Asking the AI to "verify the fix works." The AI cannot run your code. It will tell you the fix looks correct. You still have to run it. Treat AI verification of fixes as a sanity check, not a test. Run the actual test.
Long debugging sessions in a single chat. Past a certain point, the conversation starts to drift. The AI has too much accumulated context, much of which was wrong. If you've been debugging in one chat for 45 minutes and the bug isn't fixed, start a new chat. The reset compounds — a fresh context plus everything you've learned is faster than continuing to fight the old context.
The debugging-as-conversation pattern
The single biggest shift I made was thinking of debugging as a multi-turn conversation, not a single oracle query. The first prompt is rarely the one that finds the bug. It's the one that narrows the search.
The pattern looks like this: I describe the bug. The AI responds with three hypotheses. I tell it which is most plausible and why, and which is wrong and why. The AI updates its model and offers a deeper read on the remaining hypothesis. I run an experiment based on its suggestion. I come back with the result. We iterate.
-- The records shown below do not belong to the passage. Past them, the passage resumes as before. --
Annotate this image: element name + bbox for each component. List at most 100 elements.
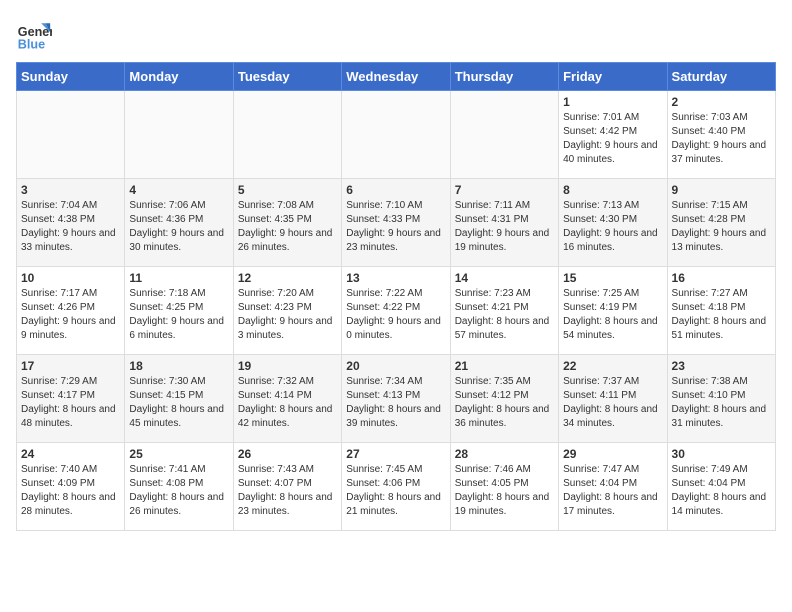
day-info: Sunrise: 7:18 AM Sunset: 4:25 PM Dayligh… <box>129 287 228 343</box>
day-info: Sunrise: 7:37 AM Sunset: 4:11 PM Dayligh… <box>563 375 662 431</box>
day-info: Sunrise: 7:06 AM Sunset: 4:36 PM Dayligh… <box>129 199 228 255</box>
calendar-cell: 15 Sunrise: 7:25 AM Sunset: 4:19 PM Dayli… <box>559 267 667 355</box>
calendar-cell: 6 Sunrise: 7:10 AM Sunset: 4:33 PM Daylig… <box>342 179 450 267</box>
calendar-cell: 30 Sunrise: 7:49 AM Sunset: 4:04 PM Dayli… <box>667 443 775 531</box>
week-row-2: 3 Sunrise: 7:04 AM Sunset: 4:38 PM Daylig… <box>17 179 776 267</box>
day-number: 5 <box>238 183 337 197</box>
calendar-table: SundayMondayTuesdayWednesdayThursdayFrid… <box>16 62 776 531</box>
calendar-cell <box>17 91 125 179</box>
calendar-cell: 21 Sunrise: 7:35 AM Sunset: 4:12 PM Dayli… <box>450 355 558 443</box>
calendar-cell: 28 Sunrise: 7:46 AM Sunset: 4:05 PM Dayli… <box>450 443 558 531</box>
day-number: 25 <box>129 447 228 461</box>
svg-text:Blue: Blue <box>18 37 45 51</box>
day-info: Sunrise: 7:17 AM Sunset: 4:26 PM Dayligh… <box>21 287 120 343</box>
day-number: 15 <box>563 271 662 285</box>
day-number: 21 <box>455 359 554 373</box>
logo: General Blue <box>16 16 52 52</box>
calendar-cell: 9 Sunrise: 7:15 AM Sunset: 4:28 PM Daylig… <box>667 179 775 267</box>
day-info: Sunrise: 7:45 AM Sunset: 4:06 PM Dayligh… <box>346 463 445 519</box>
col-header-thursday: Thursday <box>450 63 558 91</box>
day-info: Sunrise: 7:46 AM Sunset: 4:05 PM Dayligh… <box>455 463 554 519</box>
day-number: 6 <box>346 183 445 197</box>
week-row-5: 24 Sunrise: 7:40 AM Sunset: 4:09 PM Dayli… <box>17 443 776 531</box>
day-info: Sunrise: 7:30 AM Sunset: 4:15 PM Dayligh… <box>129 375 228 431</box>
day-number: 29 <box>563 447 662 461</box>
calendar-cell: 24 Sunrise: 7:40 AM Sunset: 4:09 PM Dayli… <box>17 443 125 531</box>
calendar-cell: 27 Sunrise: 7:45 AM Sunset: 4:06 PM Dayli… <box>342 443 450 531</box>
day-info: Sunrise: 7:35 AM Sunset: 4:12 PM Dayligh… <box>455 375 554 431</box>
day-info: Sunrise: 7:32 AM Sunset: 4:14 PM Dayligh… <box>238 375 337 431</box>
calendar-cell <box>450 91 558 179</box>
calendar-cell: 10 Sunrise: 7:17 AM Sunset: 4:26 PM Dayli… <box>17 267 125 355</box>
col-header-friday: Friday <box>559 63 667 91</box>
calendar-cell: 13 Sunrise: 7:22 AM Sunset: 4:22 PM Dayli… <box>342 267 450 355</box>
day-info: Sunrise: 7:29 AM Sunset: 4:17 PM Dayligh… <box>21 375 120 431</box>
day-info: Sunrise: 7:43 AM Sunset: 4:07 PM Dayligh… <box>238 463 337 519</box>
calendar-cell: 12Sunrise: 7:20 AM Sunset: 4:23 PM Dayli… <box>233 267 341 355</box>
calendar-cell: 14Sunrise: 7:23 AM Sunset: 4:21 PM Dayli… <box>450 267 558 355</box>
day-number: 12 <box>238 271 337 285</box>
day-info: Sunrise: 7:22 AM Sunset: 4:22 PM Dayligh… <box>346 287 445 343</box>
calendar-cell: 29 Sunrise: 7:47 AM Sunset: 4:04 PM Dayli… <box>559 443 667 531</box>
calendar-cell: 23 Sunrise: 7:38 AM Sunset: 4:10 PM Dayli… <box>667 355 775 443</box>
calendar-cell: 19 Sunrise: 7:32 AM Sunset: 4:14 PM Dayli… <box>233 355 341 443</box>
day-info: Sunrise: 7:03 AM Sunset: 4:40 PM Dayligh… <box>672 111 771 167</box>
day-number: 3 <box>21 183 120 197</box>
day-number: 20 <box>346 359 445 373</box>
col-header-sunday: Sunday <box>17 63 125 91</box>
calendar-cell <box>342 91 450 179</box>
calendar-cell: 5 Sunrise: 7:08 AM Sunset: 4:35 PM Daylig… <box>233 179 341 267</box>
calendar-cell: 8 Sunrise: 7:13 AM Sunset: 4:30 PM Daylig… <box>559 179 667 267</box>
calendar-cell: 4 Sunrise: 7:06 AM Sunset: 4:36 PM Daylig… <box>125 179 233 267</box>
day-info: Sunrise: 7:27 AM Sunset: 4:18 PM Dayligh… <box>672 287 771 343</box>
calendar-cell <box>125 91 233 179</box>
col-header-wednesday: Wednesday <box>342 63 450 91</box>
calendar-cell: 22Sunrise: 7:37 AM Sunset: 4:11 PM Dayli… <box>559 355 667 443</box>
week-row-4: 17 Sunrise: 7:29 AM Sunset: 4:17 PM Dayli… <box>17 355 776 443</box>
calendar-cell: 20 Sunrise: 7:34 AM Sunset: 4:13 PM Dayli… <box>342 355 450 443</box>
calendar-cell: 3 Sunrise: 7:04 AM Sunset: 4:38 PM Daylig… <box>17 179 125 267</box>
day-number: 11 <box>129 271 228 285</box>
header: General Blue <box>16 16 776 52</box>
day-info: Sunrise: 7:40 AM Sunset: 4:09 PM Dayligh… <box>21 463 120 519</box>
day-info: Sunrise: 7:04 AM Sunset: 4:38 PM Dayligh… <box>21 199 120 255</box>
day-number: 19 <box>238 359 337 373</box>
day-info: Sunrise: 7:11 AM Sunset: 4:31 PM Dayligh… <box>455 199 554 255</box>
col-header-tuesday: Tuesday <box>233 63 341 91</box>
calendar-cell: 7 Sunrise: 7:11 AM Sunset: 4:31 PM Daylig… <box>450 179 558 267</box>
day-info: Sunrise: 7:38 AM Sunset: 4:10 PM Dayligh… <box>672 375 771 431</box>
day-info: Sunrise: 7:41 AM Sunset: 4:08 PM Dayligh… <box>129 463 228 519</box>
day-number: 13 <box>346 271 445 285</box>
logo-icon: General Blue <box>16 16 52 52</box>
day-number: 4 <box>129 183 228 197</box>
day-number: 14 <box>455 271 554 285</box>
calendar-cell: 1Sunrise: 7:01 AM Sunset: 4:42 PM Daylig… <box>559 91 667 179</box>
week-row-1: 1Sunrise: 7:01 AM Sunset: 4:42 PM Daylig… <box>17 91 776 179</box>
day-info: Sunrise: 7:49 AM Sunset: 4:04 PM Dayligh… <box>672 463 771 519</box>
day-number: 1 <box>563 95 662 109</box>
day-number: 27 <box>346 447 445 461</box>
calendar-cell: 11 Sunrise: 7:18 AM Sunset: 4:25 PM Dayli… <box>125 267 233 355</box>
col-header-saturday: Saturday <box>667 63 775 91</box>
day-number: 8 <box>563 183 662 197</box>
day-number: 7 <box>455 183 554 197</box>
day-number: 10 <box>21 271 120 285</box>
day-number: 17 <box>21 359 120 373</box>
day-info: Sunrise: 7:10 AM Sunset: 4:33 PM Dayligh… <box>346 199 445 255</box>
calendar-cell: 18Sunrise: 7:30 AM Sunset: 4:15 PM Dayli… <box>125 355 233 443</box>
day-number: 24 <box>21 447 120 461</box>
day-number: 28 <box>455 447 554 461</box>
day-number: 30 <box>672 447 771 461</box>
calendar-cell <box>233 91 341 179</box>
day-info: Sunrise: 7:25 AM Sunset: 4:19 PM Dayligh… <box>563 287 662 343</box>
day-number: 2 <box>672 95 771 109</box>
day-number: 9 <box>672 183 771 197</box>
day-info: Sunrise: 7:13 AM Sunset: 4:30 PM Dayligh… <box>563 199 662 255</box>
week-row-3: 10 Sunrise: 7:17 AM Sunset: 4:26 PM Dayli… <box>17 267 776 355</box>
day-info: Sunrise: 7:34 AM Sunset: 4:13 PM Dayligh… <box>346 375 445 431</box>
day-info: Sunrise: 7:08 AM Sunset: 4:35 PM Dayligh… <box>238 199 337 255</box>
day-info: Sunrise: 7:47 AM Sunset: 4:04 PM Dayligh… <box>563 463 662 519</box>
day-info: Sunrise: 7:15 AM Sunset: 4:28 PM Dayligh… <box>672 199 771 255</box>
day-number: 23 <box>672 359 771 373</box>
day-number: 16 <box>672 271 771 285</box>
This works dramatically better than dumping everything and asking for an answer. Each turn refines the search. Each of my responses gives the AI new information that wasn't in the original prompt — including information about what kinds of solutions are useful versus impractical given my system.
Debugging is search. Search is iterative. The AI is a search partner, not a search engine. Treat it that way and the loop closes faster.